In het kader van uw aanvraag voor een omgevingsvergunning of een bouwvergunning moet u aantonen of de geplande bodemingrepen gevolgen kunnen hebben voor mogelijke archeologische waarden binnen het plangebied en hoe u hiermee omgaat, hiervoor is een archeologisch onderzoek nodig.
Wat het archeologisch onderzoek betreft krijgt u na het daarvoor benodigde onderzoek de informatie of de oplossing die u voor uw vergunningaanvraag nodig heeft. Binnen het wettelijk kader zijn er voldoende mogelijkheden om een verstandige oplossing voor uw specifieke situatie te vinden, waardoor u tijd en kosten kunt besparen. Rouwmaat is u hierbij graag van dienst.
Het eenvoudigste vooronderzoek is een beperkt bureauonderzoek, de archeologische quickscan. Met dit archeologische onderzoek wordt een indruk verkregen van de archeologische verwachting van uw plangebied. Dit onderzoek heeft geen officiële status, maar heeft geeft u wel informatie over de eventuele problemen en de kosten voor archeologisch onderzoek die u kunt verwachten. Mede hierdoor wordt een quickscan vaak gebruikt bij het beslissen over de aankoop van grond.
Archeologisch onderzoek begint over het algemeen met een bureauonderzoek. Door het raadplegen van diverse bronnen, zoals waardenkaarten, archiefmateriaal en bodemkaarten kan zonder daadwerkelijk veldonderzoek een archeologisch verwachtingsmodel worden opgesteld. Uit al deze constateringen worden conclusies getrokken, welke vervolgens een indicatie geven over het plangebied: heeft het een lage of hoge archeologisch verwachting en waar zijn eventuele archeologische waarden en/of bodemverstoringen te verwachten?
Afhankelijk van de conclusies uit het archeologische bureauonderzoek, wordt besloten wat de vervolgstappen zijn bij het archeologisch onderzoek. Wanneer er een hoge verwachting is, kan direct worden gestart met een archeologisch veldonderzoek, door middel van een booronderzoek, waarbij de opbouw van de bodem wordt bekeken.
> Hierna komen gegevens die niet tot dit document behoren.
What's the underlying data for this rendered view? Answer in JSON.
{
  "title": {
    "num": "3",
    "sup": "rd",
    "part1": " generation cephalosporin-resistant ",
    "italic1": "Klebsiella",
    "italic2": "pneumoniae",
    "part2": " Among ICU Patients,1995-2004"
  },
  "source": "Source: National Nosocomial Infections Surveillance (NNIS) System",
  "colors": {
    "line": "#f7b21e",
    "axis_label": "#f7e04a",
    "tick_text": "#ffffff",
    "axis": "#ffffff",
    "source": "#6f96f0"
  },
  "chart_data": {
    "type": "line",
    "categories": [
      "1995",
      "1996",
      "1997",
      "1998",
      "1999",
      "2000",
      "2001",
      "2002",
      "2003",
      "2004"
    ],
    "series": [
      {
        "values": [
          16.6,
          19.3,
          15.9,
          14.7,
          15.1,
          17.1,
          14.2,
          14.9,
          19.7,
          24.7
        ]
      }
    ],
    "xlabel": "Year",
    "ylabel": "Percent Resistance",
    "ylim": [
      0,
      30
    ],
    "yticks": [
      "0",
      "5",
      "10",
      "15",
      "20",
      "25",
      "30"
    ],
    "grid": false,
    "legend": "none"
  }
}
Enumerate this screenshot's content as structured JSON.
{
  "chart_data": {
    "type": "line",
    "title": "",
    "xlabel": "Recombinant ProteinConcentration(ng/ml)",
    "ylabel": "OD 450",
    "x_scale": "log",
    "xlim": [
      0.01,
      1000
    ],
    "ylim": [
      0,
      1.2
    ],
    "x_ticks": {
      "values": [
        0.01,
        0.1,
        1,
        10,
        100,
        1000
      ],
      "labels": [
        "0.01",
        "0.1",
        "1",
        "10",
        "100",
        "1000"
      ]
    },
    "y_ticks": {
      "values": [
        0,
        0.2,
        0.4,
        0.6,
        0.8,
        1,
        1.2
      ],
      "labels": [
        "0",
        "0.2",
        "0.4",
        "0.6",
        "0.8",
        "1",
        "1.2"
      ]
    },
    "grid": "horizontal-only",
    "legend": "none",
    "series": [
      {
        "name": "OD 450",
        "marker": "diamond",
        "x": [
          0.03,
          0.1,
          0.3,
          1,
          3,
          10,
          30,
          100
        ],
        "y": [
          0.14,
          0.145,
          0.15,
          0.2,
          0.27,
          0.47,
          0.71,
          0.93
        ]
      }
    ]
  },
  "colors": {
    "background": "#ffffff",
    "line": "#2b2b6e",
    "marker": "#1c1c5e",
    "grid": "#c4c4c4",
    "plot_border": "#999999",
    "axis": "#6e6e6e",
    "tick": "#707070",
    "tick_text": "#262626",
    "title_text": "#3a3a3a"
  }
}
Vervolgens wordt er gekozen voor een verkennend of een karterend archeologisch onderzoek. Bij en verkennend onderzoek wordt globaal naar de archeologische waarde van de locatie gekeken. Bij een karterend booronderzoek gaan we intensiever te werk. Er wordt niet alleen naar de bodemopbouw gekeken, maar ook naar concrete aanwijzingen voor archeologische vindplaatsen. Op basis van de uitkomsten van bovenstaande onderzoeken zijn er twee opties: de locatie wordt vrijgegeven, of er wordt een nader archeologisch onderzoek gedaan.